Solar Thermal Propulsion
The concept of solar thermal propulsion stems from the better known solar-dynamic power system. This propulsion system has been proposed as an alternative means of rocket propulsion for orbit transfer and planetary missions. In this system, solar energy is accumulated by an absorber and is used to burn propellant during the thrust phase.
Concept of Solar Thermal Propulsion
Solar thermal propulsion concept
In general, solar thermal propulsion utilises solar light to heat a propellant up to 2000 K. The gaseous propellant is then fed through a conventional rocket nozzle to produce thrust. A solar propelled rocket only needs a means by which it can capture solar energy. No electrical generator is needed. The thrust of the engine is dependent on the surface area of the solar collector (concentrators and mirrors) and the local intensity of the solar radiation. Light is collected by a parabolic reflector and then focused onto a blackbody cavity to generate a high internal temperature. Here, heat is transferred to the propellant to produce thrust. The best performance can be achieved with hydrogen because of its low molecular weight.
Concentrators are used to collect solar light and to focus it into a receiver/absorber. Large collector surfaces in the range of several square meters are needed to produce the required thermal energy. A desired solar power input will be about 1350 W/m². This is typically realised by the primary concentrators and thus, they are considered to be the most technologically demanding part of the concentrator system.
The function of the absorber/receiver is to absorb and transfer the energy of the concentrated solar radiation to the propellant. A heat exchanger is employed in the heating of the propellant. The transfer of energy can be achieved either continuously or after accumulation.
Solar thermal propulsion performance is in between that of conventional propulsion and ion drive propulsion. For indirect solar heating, the design cannot achieve specific impulses of more than 900 s. This is because there are some limitations to the temperature that the heat exchanger material can withstand. For direct solar heating, direct heat absorption allows higher propellant temperatures and hence has higher specific impulses of approximately 1200 s.
However, only indirect solar thermal heating has been experimentally tested. This was carried out by the United States Air Force Rocket Propulsion Laboratory using small-scale models.
Solar thermal propulsion could be applied in two particular areas: Earth-orbit transfer and scientific interplanetary missions.
Orbit Transfer Stage
The major application of commercial solar thermal propulsion is the orbital transfer of big communication satellites from low to geosynchronous Earth orbits. Multiple ignitions seem to be the most promising method for orbital transfer. This requires 11.5 tons of liquid hydrogen, producing a specific impulse of 750 s.

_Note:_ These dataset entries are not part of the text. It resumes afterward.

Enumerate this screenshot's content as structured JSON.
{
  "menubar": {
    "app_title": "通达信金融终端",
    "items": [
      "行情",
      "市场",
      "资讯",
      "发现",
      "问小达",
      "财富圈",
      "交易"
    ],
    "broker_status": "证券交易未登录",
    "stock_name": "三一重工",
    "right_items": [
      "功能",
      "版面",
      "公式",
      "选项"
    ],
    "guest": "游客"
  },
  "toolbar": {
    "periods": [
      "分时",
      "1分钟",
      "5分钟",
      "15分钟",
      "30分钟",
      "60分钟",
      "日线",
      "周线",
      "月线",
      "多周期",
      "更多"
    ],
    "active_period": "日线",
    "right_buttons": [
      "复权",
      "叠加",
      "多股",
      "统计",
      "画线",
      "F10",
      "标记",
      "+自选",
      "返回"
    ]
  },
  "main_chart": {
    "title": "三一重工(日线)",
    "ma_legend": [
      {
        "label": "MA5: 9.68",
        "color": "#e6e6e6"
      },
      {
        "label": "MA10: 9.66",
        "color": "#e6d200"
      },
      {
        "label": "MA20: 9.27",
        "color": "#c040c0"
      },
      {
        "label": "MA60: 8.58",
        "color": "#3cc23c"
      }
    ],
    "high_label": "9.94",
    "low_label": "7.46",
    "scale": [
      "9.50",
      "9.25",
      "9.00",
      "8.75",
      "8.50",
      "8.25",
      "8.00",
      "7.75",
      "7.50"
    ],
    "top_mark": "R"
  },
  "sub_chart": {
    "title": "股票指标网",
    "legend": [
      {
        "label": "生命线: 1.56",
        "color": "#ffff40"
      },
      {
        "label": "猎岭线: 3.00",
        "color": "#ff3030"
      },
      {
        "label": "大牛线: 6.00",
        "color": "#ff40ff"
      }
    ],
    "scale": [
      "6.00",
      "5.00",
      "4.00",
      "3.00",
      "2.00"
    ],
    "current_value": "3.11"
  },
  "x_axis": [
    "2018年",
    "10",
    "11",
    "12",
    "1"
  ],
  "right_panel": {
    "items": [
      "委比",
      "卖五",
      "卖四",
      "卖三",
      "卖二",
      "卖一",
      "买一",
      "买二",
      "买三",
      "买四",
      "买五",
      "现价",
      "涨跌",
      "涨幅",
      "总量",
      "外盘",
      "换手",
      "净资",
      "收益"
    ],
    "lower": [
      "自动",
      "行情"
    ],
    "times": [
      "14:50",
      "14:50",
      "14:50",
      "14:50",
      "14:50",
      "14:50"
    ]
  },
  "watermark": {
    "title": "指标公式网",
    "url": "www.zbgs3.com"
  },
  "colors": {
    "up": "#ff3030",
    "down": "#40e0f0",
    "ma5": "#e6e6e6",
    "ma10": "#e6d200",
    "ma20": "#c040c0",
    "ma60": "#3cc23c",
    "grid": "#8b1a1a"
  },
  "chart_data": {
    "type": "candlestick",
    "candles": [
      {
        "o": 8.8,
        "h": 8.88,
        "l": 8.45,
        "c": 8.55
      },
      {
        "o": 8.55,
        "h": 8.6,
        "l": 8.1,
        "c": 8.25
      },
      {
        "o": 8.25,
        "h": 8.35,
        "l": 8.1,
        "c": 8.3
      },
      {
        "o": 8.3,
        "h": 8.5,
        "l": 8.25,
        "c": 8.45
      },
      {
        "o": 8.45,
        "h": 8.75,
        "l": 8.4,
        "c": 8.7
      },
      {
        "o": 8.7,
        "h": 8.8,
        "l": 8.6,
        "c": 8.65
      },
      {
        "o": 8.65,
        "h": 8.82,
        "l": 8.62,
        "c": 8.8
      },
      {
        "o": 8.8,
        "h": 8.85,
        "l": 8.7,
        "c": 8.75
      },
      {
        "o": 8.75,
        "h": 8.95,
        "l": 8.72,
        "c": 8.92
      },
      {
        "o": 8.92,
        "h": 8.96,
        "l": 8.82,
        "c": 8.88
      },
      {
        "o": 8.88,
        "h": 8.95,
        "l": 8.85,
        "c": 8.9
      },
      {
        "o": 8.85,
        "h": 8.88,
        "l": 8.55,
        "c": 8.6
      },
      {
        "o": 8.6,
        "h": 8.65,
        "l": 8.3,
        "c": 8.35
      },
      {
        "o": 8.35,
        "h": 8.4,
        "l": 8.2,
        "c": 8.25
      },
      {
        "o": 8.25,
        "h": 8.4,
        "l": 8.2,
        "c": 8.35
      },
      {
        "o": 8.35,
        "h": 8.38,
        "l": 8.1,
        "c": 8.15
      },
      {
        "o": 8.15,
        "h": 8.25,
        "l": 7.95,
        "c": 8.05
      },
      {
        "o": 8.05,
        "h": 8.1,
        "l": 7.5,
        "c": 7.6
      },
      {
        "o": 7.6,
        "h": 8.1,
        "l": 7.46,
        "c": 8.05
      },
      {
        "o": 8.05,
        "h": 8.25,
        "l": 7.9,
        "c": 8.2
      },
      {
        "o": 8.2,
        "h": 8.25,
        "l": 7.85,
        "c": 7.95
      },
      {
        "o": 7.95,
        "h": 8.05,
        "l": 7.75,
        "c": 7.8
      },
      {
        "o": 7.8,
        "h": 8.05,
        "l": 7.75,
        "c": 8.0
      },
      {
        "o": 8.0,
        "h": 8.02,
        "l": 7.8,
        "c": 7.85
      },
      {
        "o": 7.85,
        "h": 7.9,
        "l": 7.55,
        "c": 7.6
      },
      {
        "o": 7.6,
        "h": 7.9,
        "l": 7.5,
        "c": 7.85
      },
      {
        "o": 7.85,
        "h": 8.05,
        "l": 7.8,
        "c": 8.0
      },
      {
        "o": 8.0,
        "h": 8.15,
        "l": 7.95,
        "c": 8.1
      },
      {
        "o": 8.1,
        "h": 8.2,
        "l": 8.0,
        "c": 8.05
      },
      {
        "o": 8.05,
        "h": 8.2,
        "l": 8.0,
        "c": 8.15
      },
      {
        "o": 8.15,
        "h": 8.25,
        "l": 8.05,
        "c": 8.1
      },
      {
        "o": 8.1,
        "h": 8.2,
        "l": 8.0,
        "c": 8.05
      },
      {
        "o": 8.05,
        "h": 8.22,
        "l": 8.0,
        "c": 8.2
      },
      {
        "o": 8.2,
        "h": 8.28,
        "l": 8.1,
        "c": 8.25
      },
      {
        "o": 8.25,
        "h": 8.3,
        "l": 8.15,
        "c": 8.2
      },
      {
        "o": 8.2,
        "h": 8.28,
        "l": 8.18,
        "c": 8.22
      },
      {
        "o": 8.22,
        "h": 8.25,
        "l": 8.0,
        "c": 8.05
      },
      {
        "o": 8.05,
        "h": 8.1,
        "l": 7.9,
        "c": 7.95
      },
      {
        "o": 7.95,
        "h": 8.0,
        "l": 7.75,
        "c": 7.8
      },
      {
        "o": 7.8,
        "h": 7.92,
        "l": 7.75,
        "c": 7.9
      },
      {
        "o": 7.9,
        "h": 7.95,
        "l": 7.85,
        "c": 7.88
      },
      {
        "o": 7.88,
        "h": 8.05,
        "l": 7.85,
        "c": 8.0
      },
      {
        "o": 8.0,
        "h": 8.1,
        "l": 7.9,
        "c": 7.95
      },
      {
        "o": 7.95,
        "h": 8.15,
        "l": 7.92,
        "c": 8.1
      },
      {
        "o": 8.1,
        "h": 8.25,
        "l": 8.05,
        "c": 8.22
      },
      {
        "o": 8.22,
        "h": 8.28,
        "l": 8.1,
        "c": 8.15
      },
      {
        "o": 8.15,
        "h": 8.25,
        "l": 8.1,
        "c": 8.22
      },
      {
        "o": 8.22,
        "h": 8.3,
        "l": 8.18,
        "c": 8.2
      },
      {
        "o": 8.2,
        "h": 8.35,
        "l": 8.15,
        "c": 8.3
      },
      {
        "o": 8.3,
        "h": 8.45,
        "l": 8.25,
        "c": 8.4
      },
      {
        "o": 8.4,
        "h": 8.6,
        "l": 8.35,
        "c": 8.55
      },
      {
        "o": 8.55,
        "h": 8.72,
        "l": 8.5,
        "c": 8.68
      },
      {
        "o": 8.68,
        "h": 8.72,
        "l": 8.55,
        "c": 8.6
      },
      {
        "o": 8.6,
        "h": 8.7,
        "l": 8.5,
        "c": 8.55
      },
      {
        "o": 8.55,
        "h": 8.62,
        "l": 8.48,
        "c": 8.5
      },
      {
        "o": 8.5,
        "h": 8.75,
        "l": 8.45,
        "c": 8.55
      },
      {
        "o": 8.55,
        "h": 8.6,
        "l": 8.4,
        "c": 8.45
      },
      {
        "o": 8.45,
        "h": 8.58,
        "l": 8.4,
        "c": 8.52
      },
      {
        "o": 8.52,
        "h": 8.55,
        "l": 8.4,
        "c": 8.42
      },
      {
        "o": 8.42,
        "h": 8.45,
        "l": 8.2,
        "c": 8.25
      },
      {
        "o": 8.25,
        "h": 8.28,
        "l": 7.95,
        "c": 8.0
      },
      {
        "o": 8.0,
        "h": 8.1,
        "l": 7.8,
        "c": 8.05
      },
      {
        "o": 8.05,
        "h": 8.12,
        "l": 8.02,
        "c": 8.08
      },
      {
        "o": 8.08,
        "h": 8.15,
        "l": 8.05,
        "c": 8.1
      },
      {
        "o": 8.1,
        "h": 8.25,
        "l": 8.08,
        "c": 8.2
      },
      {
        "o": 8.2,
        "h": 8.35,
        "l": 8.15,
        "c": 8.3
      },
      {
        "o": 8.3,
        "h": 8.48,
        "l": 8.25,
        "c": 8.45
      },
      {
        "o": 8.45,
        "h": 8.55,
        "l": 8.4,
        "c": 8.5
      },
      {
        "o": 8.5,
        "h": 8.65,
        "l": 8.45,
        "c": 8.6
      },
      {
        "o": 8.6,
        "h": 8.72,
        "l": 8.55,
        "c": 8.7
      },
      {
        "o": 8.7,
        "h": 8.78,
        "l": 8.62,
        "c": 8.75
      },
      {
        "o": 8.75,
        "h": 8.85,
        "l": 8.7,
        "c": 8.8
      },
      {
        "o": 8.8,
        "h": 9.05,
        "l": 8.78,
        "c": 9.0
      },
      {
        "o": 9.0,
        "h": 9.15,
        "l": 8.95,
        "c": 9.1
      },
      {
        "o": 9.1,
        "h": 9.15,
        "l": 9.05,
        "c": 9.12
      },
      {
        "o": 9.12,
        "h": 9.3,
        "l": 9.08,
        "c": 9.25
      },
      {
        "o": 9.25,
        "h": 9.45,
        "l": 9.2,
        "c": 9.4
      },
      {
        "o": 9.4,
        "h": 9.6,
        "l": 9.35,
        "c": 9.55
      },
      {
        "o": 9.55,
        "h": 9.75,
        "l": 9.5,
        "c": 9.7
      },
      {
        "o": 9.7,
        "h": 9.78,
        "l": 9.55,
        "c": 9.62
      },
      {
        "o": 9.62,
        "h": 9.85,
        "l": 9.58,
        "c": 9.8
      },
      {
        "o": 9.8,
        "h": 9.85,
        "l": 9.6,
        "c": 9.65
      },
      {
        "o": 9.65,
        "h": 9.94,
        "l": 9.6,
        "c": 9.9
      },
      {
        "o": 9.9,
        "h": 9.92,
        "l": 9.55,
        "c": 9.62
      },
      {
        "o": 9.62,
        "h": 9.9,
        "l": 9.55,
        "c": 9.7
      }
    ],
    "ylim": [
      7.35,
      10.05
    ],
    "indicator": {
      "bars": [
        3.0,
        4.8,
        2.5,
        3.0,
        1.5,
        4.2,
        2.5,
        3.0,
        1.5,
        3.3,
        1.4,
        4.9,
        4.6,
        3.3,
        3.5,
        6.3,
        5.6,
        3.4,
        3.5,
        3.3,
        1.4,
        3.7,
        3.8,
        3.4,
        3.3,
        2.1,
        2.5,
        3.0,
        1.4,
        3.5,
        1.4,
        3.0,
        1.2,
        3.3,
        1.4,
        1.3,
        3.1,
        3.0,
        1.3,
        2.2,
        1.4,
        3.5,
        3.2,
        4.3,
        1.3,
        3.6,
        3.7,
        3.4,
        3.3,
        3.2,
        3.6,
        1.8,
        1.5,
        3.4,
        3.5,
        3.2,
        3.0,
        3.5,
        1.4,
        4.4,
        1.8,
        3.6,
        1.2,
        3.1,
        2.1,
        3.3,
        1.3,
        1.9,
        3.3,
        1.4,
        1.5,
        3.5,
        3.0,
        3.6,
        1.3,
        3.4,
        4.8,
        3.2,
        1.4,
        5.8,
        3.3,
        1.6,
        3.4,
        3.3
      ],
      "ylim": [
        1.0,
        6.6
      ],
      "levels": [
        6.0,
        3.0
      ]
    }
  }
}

Solar thermal propulsion systems can be used for interplanetary missions. In such missions, large arcs of solar concentrators are used to accurately focus sunlight onto the absorber. The heat is then transferred directly to the propellant, creating a continuous thrust to power the system. Such a method affords a higher efficiency of conversion of solar light to energy.
Comparisons have been made between conventional chemical propulsion and solar thermal propulsion. In the example of a Pluto flyby mission, it has been shown that a larger payload can be carried using solar thermal propulsion with the same amount of propellant. As such mission cost can be reduced.
Solar thermal propulsion is a promising rocket drive which has the potential to reduce the launch costs of commercial satellites and to raise performance for interplanetary missions. However, the development of key technologies is necessary before operational systems can be built. These include improvements in the heat capacity of heat exchangers, lightweight and rigid structures and the capability to store cryogenic hydrogen.
Currently, the best utilisation of solar thermal propulsion lies in commercial satellites and any future developments in this area is likely to hinge on the cost of this propulsion. Space performance has thus been traded for lowered cost.